TL;DR Most decision frameworks answer one of two questions: should I commit to this, or how should I think about it under uncertainty? Confusing the two is the most common failure I see. 37signals answers the first. Annie Duke answers the second. Pick the question first. The right framework follows.

A founder messages me: "I need a decision framework." I ask what the decision is. They cannot tell me. They want the framework first.

The framework is comfort. The decision is the work.

Two centres of gravity

Decision frameworks come in two centres of gravity.

  • The first is a commitment framework. Its question is structural: should this decision happen at all, who should make it, and how do we bound the process of making it so the cost of being wrong stays small?

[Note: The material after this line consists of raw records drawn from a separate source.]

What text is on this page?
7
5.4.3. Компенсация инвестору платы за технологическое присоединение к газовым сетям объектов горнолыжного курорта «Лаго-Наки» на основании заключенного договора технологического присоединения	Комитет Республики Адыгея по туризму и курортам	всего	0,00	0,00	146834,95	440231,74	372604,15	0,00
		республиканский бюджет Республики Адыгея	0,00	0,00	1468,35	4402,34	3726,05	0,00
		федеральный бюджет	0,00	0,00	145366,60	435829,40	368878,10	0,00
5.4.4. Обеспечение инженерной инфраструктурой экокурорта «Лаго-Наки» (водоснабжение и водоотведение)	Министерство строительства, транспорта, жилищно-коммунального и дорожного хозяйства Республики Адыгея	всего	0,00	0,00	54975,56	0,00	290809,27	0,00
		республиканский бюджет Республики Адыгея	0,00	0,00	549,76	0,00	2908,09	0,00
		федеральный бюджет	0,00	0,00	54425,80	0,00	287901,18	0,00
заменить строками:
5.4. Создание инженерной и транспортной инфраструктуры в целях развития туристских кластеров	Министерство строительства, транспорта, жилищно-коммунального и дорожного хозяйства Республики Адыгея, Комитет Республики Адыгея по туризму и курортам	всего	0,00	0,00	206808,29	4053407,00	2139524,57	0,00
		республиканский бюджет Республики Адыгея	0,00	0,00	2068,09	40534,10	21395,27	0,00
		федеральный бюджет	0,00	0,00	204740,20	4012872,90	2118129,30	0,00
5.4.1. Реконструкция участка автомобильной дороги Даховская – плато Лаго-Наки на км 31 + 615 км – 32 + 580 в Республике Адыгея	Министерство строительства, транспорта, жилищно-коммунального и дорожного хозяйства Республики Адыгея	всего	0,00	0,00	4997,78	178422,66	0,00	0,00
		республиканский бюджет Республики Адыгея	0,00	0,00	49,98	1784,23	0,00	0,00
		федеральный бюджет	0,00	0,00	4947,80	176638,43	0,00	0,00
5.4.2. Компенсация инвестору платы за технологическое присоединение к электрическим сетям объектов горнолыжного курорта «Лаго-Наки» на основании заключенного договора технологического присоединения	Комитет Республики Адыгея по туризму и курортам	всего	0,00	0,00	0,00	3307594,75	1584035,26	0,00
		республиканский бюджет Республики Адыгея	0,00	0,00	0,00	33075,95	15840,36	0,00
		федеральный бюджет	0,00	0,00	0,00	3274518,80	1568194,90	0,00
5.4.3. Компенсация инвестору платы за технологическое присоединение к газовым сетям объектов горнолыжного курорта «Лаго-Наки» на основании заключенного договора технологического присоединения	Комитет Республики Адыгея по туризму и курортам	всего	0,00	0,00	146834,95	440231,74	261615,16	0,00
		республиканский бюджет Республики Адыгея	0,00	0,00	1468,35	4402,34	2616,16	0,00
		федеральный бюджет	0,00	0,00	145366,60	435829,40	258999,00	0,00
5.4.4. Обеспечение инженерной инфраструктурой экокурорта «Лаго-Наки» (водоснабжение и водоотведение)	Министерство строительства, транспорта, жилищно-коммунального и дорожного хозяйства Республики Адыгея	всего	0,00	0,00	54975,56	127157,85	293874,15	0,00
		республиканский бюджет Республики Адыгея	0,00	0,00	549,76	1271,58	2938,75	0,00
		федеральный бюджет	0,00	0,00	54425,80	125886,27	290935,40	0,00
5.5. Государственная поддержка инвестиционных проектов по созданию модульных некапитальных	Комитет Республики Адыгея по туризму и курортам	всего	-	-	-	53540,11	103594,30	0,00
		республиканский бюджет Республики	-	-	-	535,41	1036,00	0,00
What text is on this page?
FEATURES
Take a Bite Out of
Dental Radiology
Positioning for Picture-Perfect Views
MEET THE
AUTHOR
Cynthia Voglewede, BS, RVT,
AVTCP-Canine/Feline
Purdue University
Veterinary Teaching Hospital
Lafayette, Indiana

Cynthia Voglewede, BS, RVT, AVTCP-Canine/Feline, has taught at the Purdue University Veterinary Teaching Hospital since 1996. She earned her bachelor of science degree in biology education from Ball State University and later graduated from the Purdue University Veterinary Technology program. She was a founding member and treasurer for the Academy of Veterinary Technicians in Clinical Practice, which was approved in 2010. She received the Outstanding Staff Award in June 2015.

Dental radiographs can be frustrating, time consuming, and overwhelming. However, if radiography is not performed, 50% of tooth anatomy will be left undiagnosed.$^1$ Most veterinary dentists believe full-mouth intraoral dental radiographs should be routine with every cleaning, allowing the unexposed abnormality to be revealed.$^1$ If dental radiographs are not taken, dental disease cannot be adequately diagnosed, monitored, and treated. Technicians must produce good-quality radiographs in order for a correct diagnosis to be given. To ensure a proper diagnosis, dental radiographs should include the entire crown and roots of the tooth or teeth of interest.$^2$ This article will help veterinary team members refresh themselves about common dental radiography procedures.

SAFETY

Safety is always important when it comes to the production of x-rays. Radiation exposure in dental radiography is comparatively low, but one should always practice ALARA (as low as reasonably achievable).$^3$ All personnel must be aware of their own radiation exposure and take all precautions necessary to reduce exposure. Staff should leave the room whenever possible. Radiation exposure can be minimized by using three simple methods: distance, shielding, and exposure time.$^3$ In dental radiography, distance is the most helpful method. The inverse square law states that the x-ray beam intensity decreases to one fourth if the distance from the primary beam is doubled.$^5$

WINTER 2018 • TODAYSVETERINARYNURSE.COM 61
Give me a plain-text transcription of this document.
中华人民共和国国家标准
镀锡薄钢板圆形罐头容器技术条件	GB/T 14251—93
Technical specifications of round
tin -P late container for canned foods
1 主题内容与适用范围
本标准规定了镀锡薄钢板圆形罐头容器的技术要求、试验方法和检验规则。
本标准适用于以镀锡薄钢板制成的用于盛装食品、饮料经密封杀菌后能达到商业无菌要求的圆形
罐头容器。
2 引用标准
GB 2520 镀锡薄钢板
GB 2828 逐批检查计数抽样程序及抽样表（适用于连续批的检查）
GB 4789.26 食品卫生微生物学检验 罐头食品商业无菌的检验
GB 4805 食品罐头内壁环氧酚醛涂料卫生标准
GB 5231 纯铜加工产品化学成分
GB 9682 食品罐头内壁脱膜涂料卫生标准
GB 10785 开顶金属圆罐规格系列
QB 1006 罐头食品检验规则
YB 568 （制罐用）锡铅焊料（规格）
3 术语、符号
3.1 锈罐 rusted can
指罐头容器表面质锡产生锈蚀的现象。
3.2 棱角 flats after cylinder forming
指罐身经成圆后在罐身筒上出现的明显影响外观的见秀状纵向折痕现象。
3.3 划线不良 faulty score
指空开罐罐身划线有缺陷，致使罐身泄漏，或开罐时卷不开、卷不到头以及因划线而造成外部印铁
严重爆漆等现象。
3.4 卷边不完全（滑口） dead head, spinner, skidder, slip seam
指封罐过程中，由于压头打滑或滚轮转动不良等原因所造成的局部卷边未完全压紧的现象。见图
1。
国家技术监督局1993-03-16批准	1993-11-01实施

  • The second is an epistemic framework. Its question is cognitive: how should I think about this under uncertainty, what would tell me I was right, and what conditions will tell me to walk?

The two share primitives at the boundary. Duke's kill criteria are an epistemic output that takes commitment-like form. 37signals' circuit breaker is a commitment device with epistemic effects. The point is not that any tool sits cleanly on one side.
The point is that the primary work of each framework is different.
A commitment framework cannot tell you the probability of a payoff. An epistemic framework cannot tell you who in the room owns the call. Apply the wrong one to the wrong question and you get the symptom every senior leader recognises: long meetings, neat decks, no decision.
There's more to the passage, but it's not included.